Era Ottobre, il mio compleanno, e lui mi svegliò
con un malizioso bacio sul collo, sapeva che quella mattina sarebbe stata una
delle poche in cui mi sarei svegliata con il piede giusto.
Ero raggiante nei miei nuovi 27 anni e non
vedevo l'ora di farmi un bel regalo: fare l'amore con lui.
Voi non lo potete sapere, ma io ottengo sempre
ciò che voglio, quindi non aspettai neanche di svegliarmi del tutto.
Gli afferrai le spalle, diedi una spinta con i
reni, e dopo esserci rotolati un po' nelle lenzuola, arrivai sopra di
lui.
Un bacio sulle labbra, un “buon giorno”
sussurrato per non infrangere quella perfezione, poi lo baciai con passione,
scordandomi di piccoli dettagli inutili come non essermi ancora lavata i denti:
ho un alito terribile la mattina appena alzata.
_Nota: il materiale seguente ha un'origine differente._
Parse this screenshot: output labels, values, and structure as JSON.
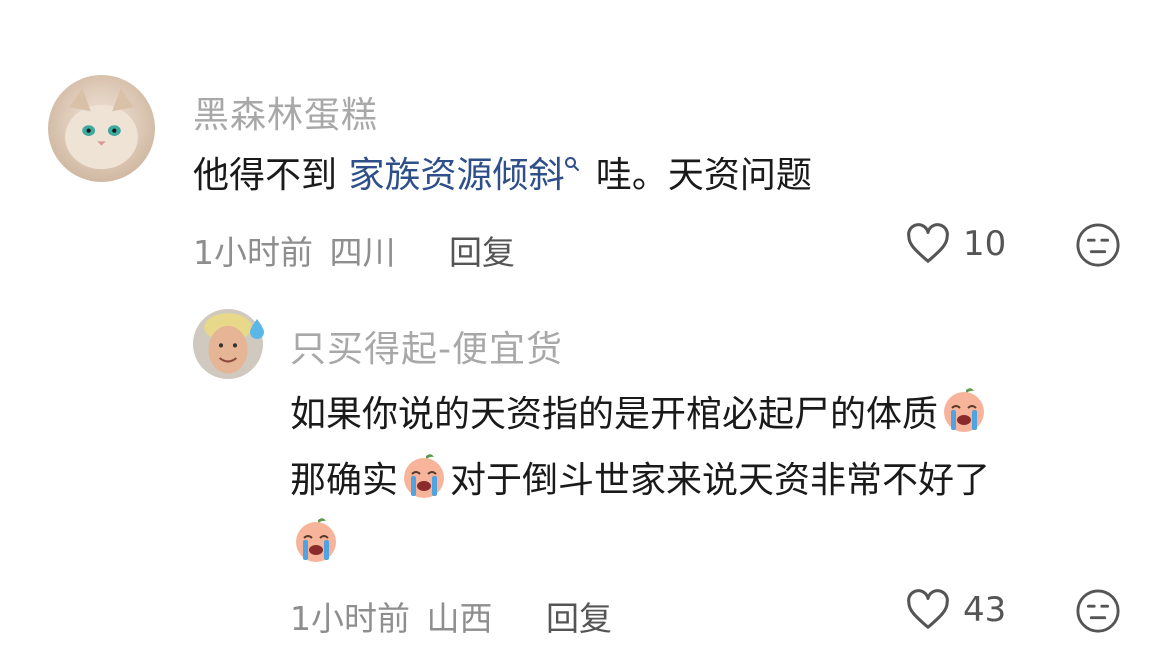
{
  "comment": {
    "username": "黑森林蛋糕",
    "text_before": "他得不到 ",
    "link_text": "家族资源倾斜",
    "text_after": " 哇。天资问题",
    "time": "1小时前",
    "location": "四川",
    "reply_label": "回复",
    "like_count": "10"
  },
  "reply": {
    "username": "只买得起-便宜货",
    "line1": "如果你说的天资指的是开棺必起尸的体质",
    "line2_a": "那确实",
    "line2_b": "对于倒斗世家来说天资非常不好了",
    "time": "1小时前",
    "location": "山西",
    "reply_label": "回复",
    "like_count": "43"
  },
  "icons": {
    "like": "heart-outline-icon",
    "dislike": "neutral-face-icon",
    "emoji": "crying-peach-emoji",
    "search": "search-icon"
  },
  "colors": {
    "username": "#a8a8a8",
    "link": "#2e4f8a",
    "meta": "#8e8e8e"
  }
}
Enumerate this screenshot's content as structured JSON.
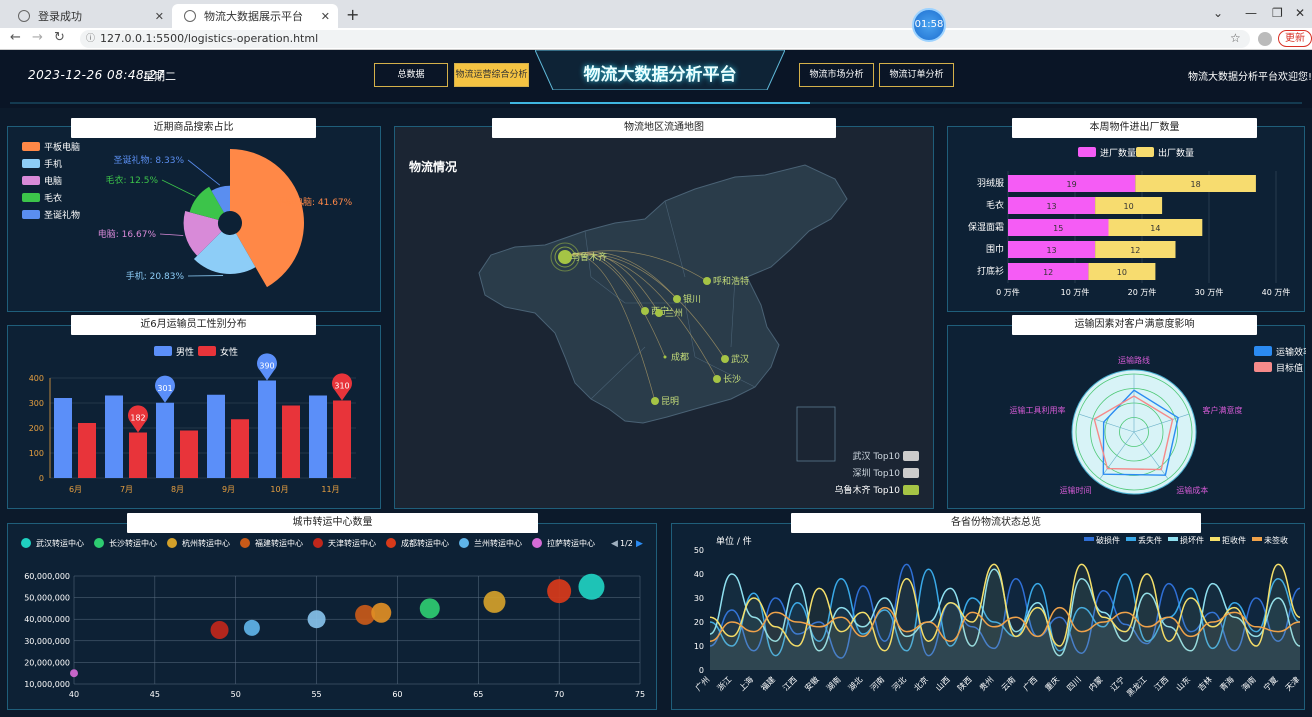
{
  "browser": {
    "tabs": [
      {
        "title": "登录成功",
        "close": "✕"
      },
      {
        "title": "物流大数据展示平台",
        "close": "✕"
      }
    ],
    "new_tab": "+",
    "url": "127.0.0.1:5500/logistics-operation.html",
    "update_label": "更新",
    "timer": "01:58"
  },
  "header": {
    "datetime": "2023-12-26 08:48:27",
    "weekday": "星期二",
    "nav": [
      "总数据",
      "物流运营综合分析",
      "物流市场分析",
      "物流订单分析"
    ],
    "active_nav": 1,
    "title": "物流大数据分析平台",
    "welcome": "物流大数据分析平台欢迎您!"
  },
  "panels": {
    "search_share": {
      "title": "近期商品搜索占比"
    },
    "gender": {
      "title": "近6月运输员工性别分布"
    },
    "map": {
      "title": "物流地区流通地图",
      "subtitle": "物流情况"
    },
    "factory": {
      "title": "本周物件进出厂数量"
    },
    "satisfaction": {
      "title": "运输因素对客户满意度影响"
    },
    "city_hubs": {
      "title": "城市转运中心数量"
    },
    "province_status": {
      "title": "各省份物流状态总览"
    }
  },
  "colors": {
    "accent": "#f5c342",
    "panel_border": "#1f5e7a",
    "title_glow": "#35d5f5"
  },
  "chart_data": [
    {
      "id": "search_share",
      "type": "pie",
      "variant": "rose",
      "labels": [
        "平板电脑",
        "手机",
        "电脑",
        "毛衣",
        "圣诞礼物"
      ],
      "values": [
        41.67,
        20.83,
        16.67,
        12.5,
        8.33
      ],
      "slice_labels": [
        "平板电脑: 41.67%",
        "手机: 20.83%",
        "电脑: 16.67%",
        "毛衣: 12.5%",
        "圣诞礼物: 8.33%"
      ],
      "colors": [
        "#ff8847",
        "#8dcdf7",
        "#d88ad8",
        "#3cc44a",
        "#5a8ef0"
      ],
      "legend": "top-left"
    },
    {
      "id": "gender",
      "type": "bar",
      "categories": [
        "6月",
        "7月",
        "8月",
        "9月",
        "10月",
        "11月"
      ],
      "series": [
        {
          "name": "男性",
          "values": [
            320,
            330,
            301,
            333,
            390,
            330
          ],
          "color": "#5b8ff9"
        },
        {
          "name": "女性",
          "values": [
            220,
            182,
            190,
            235,
            290,
            310
          ],
          "color": "#e8343a"
        }
      ],
      "pins": [
        {
          "series": 0,
          "index": 2,
          "label": "301"
        },
        {
          "series": 1,
          "index": 1,
          "label": "182"
        },
        {
          "series": 0,
          "index": 4,
          "label": "390"
        },
        {
          "series": 1,
          "index": 5,
          "label": "310"
        }
      ],
      "ylim": [
        0,
        400
      ],
      "yticks": [
        "0",
        "100",
        "200",
        "300",
        "400"
      ],
      "grid": true,
      "legend": "top-center"
    },
    {
      "id": "map",
      "type": "map",
      "cities": [
        "乌鲁木齐",
        "呼和浩特",
        "银川",
        "西宁",
        "兰州",
        "成都",
        "武汉",
        "长沙",
        "昆明"
      ],
      "legend": [
        "武汉 Top10",
        "深圳 Top10",
        "乌鲁木齐 Top10"
      ],
      "legend_colors": [
        "#cccccc",
        "#cccccc",
        "#a5c445"
      ],
      "legend_active": 2
    },
    {
      "id": "factory",
      "type": "bar",
      "orientation": "horizontal",
      "stacked": true,
      "categories": [
        "羽绒服",
        "毛衣",
        "保湿面霜",
        "围巾",
        "打底衫"
      ],
      "series": [
        {
          "name": "进厂数量",
          "values": [
            19,
            13,
            15,
            13,
            12
          ],
          "color": "#f55cf5"
        },
        {
          "name": "出厂数量",
          "values": [
            18,
            10,
            14,
            12,
            10
          ],
          "color": "#f7dc6f"
        }
      ],
      "xlim": [
        0,
        40
      ],
      "xticks": [
        "0 万件",
        "10 万件",
        "20 万件",
        "30 万件",
        "40 万件"
      ],
      "legend": "top-center"
    },
    {
      "id": "satisfaction",
      "type": "radar",
      "indicators": [
        "运输路线",
        "客户满意度",
        "运输成本",
        "运输时间",
        "运输工具利用率"
      ],
      "series": [
        {
          "name": "运输效率",
          "values": [
            0.72,
            0.8,
            0.92,
            0.9,
            0.55
          ],
          "color": "#2b8bf2"
        },
        {
          "name": "目标值",
          "values": [
            0.62,
            0.7,
            0.8,
            0.78,
            0.72
          ],
          "color": "#f58a8a"
        }
      ],
      "legend": "top-right"
    },
    {
      "id": "city_hubs",
      "type": "scatter",
      "legend": [
        "武汉转运中心",
        "长沙转运中心",
        "杭州转运中心",
        "福建转运中心",
        "天津转运中心",
        "成都转运中心",
        "兰州转运中心",
        "拉萨转运中心"
      ],
      "legend_page": "1/2",
      "points": [
        {
          "x": 72,
          "y": 55000000,
          "r": 13,
          "color": "#1fd1c1"
        },
        {
          "x": 62,
          "y": 45000000,
          "r": 10,
          "color": "#2ecc71"
        },
        {
          "x": 66,
          "y": 48000000,
          "r": 11,
          "color": "#d4a12a"
        },
        {
          "x": 58,
          "y": 42000000,
          "r": 10,
          "color": "#c85a19"
        },
        {
          "x": 59,
          "y": 43000000,
          "r": 10,
          "color": "#e08e24"
        },
        {
          "x": 70,
          "y": 53000000,
          "r": 12,
          "color": "#d83a1a"
        },
        {
          "x": 49,
          "y": 35000000,
          "r": 9,
          "color": "#c0271b"
        },
        {
          "x": 51,
          "y": 36000000,
          "r": 8,
          "color": "#5fb4e8"
        },
        {
          "x": 55,
          "y": 40000000,
          "r": 9,
          "color": "#85c1e9"
        },
        {
          "x": 40,
          "y": 15000000,
          "r": 4,
          "color": "#d56bd6"
        }
      ],
      "xlim": [
        40,
        75
      ],
      "xticks": [
        "40",
        "45",
        "50",
        "55",
        "60",
        "65",
        "70",
        "75"
      ],
      "ylim": [
        10000000,
        60000000
      ],
      "yticks": [
        "10,000,000",
        "20,000,000",
        "30,000,000",
        "40,000,000",
        "50,000,000",
        "60,000,000"
      ]
    },
    {
      "id": "province_status",
      "type": "line",
      "smooth": true,
      "unit_label": "单位 / 件",
      "categories": [
        "广州",
        "浙江",
        "上海",
        "福建",
        "江西",
        "安徽",
        "湖南",
        "湖北",
        "河南",
        "河北",
        "北京",
        "山西",
        "陕西",
        "贵州",
        "云南",
        "广西",
        "重庆",
        "四川",
        "内蒙",
        "辽宁",
        "黑龙江",
        "江西",
        "山东",
        "吉林",
        "青海",
        "海南",
        "宁夏",
        "天津"
      ],
      "series": [
        {
          "name": "破损件",
          "color": "#2f6fd6",
          "values": [
            10,
            25,
            8,
            30,
            15,
            20,
            5,
            35,
            12,
            44,
            6,
            28,
            18,
            9,
            38,
            14,
            22,
            7,
            33,
            19,
            11,
            36,
            16,
            24,
            8,
            30,
            12,
            34
          ]
        },
        {
          "name": "丢失件",
          "color": "#39a9e8",
          "values": [
            20,
            10,
            32,
            6,
            28,
            12,
            38,
            15,
            25,
            8,
            42,
            10,
            30,
            20,
            14,
            36,
            8,
            26,
            18,
            40,
            12,
            22,
            34,
            9,
            28,
            16,
            38,
            20
          ]
        },
        {
          "name": "损坏件",
          "color": "#8fe0f0",
          "values": [
            15,
            40,
            22,
            12,
            36,
            8,
            26,
            18,
            30,
            14,
            20,
            34,
            10,
            42,
            16,
            28,
            6,
            38,
            24,
            12,
            32,
            18,
            8,
            36,
            22,
            14,
            30,
            10
          ]
        },
        {
          "name": "拒收件",
          "color": "#f5e06a",
          "values": [
            22,
            14,
            30,
            18,
            10,
            34,
            16,
            24,
            8,
            38,
            12,
            28,
            20,
            44,
            14,
            26,
            10,
            44,
            22,
            16,
            40,
            12,
            30,
            18,
            26,
            10,
            44,
            22
          ]
        },
        {
          "name": "未签收",
          "color": "#f0a24a",
          "values": [
            12,
            20,
            16,
            24,
            20,
            18,
            22,
            14,
            26,
            16,
            20,
            12,
            24,
            18,
            22,
            14,
            26,
            16,
            20,
            24,
            18,
            22,
            14,
            20,
            24,
            18,
            16,
            20
          ]
        }
      ],
      "ylim": [
        0,
        50
      ],
      "yticks": [
        "0",
        "10",
        "20",
        "30",
        "40",
        "50"
      ],
      "legend": "top-right"
    }
  ]
}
Fortuna volle che anche lui se ne scordò e mi
baciò a sua volta con passione, quasi con fame.
Seguivamo i nostri ritmi, la nostra danza
personale, aggiungendo qualcosa in più ogni volta e allo stesso tempo non
cambiando mai.
Forse a voi potrò sembrare solo una piccola
sciocca innamorata, che neanche pensa alla possibilità che magari lui non era un
così bravo amante (ed avreste ragione) ma non sono mai stata un angioletto, a
dispetto dei miei boccoli di uno strano biondo-castano con riflessi ramati (in
pratica un miscuglio di tinte a forma di cespuglio) e degli occhi cerulei, che
cambiano secondo l'umore e quindi secondo il tempo.
Molto affascinante, penserete, il problema è che
spesso (troppo spesso) hanno una sfumatura grigio ghiaccio e piccole pagliuzze
azzurre che indicano “scazzata”.
Oh, mi sono scordata una cosa: a volte parlo
peggio di uno scaricatore di porto.
Ma non divaghiamo, in fondo crogiolarsi un po'
di più in quel dolore nostalgico che ti dilania il petto mentre ripensi a quello
che tu ritenevi fare l'amore è sempre piacevole.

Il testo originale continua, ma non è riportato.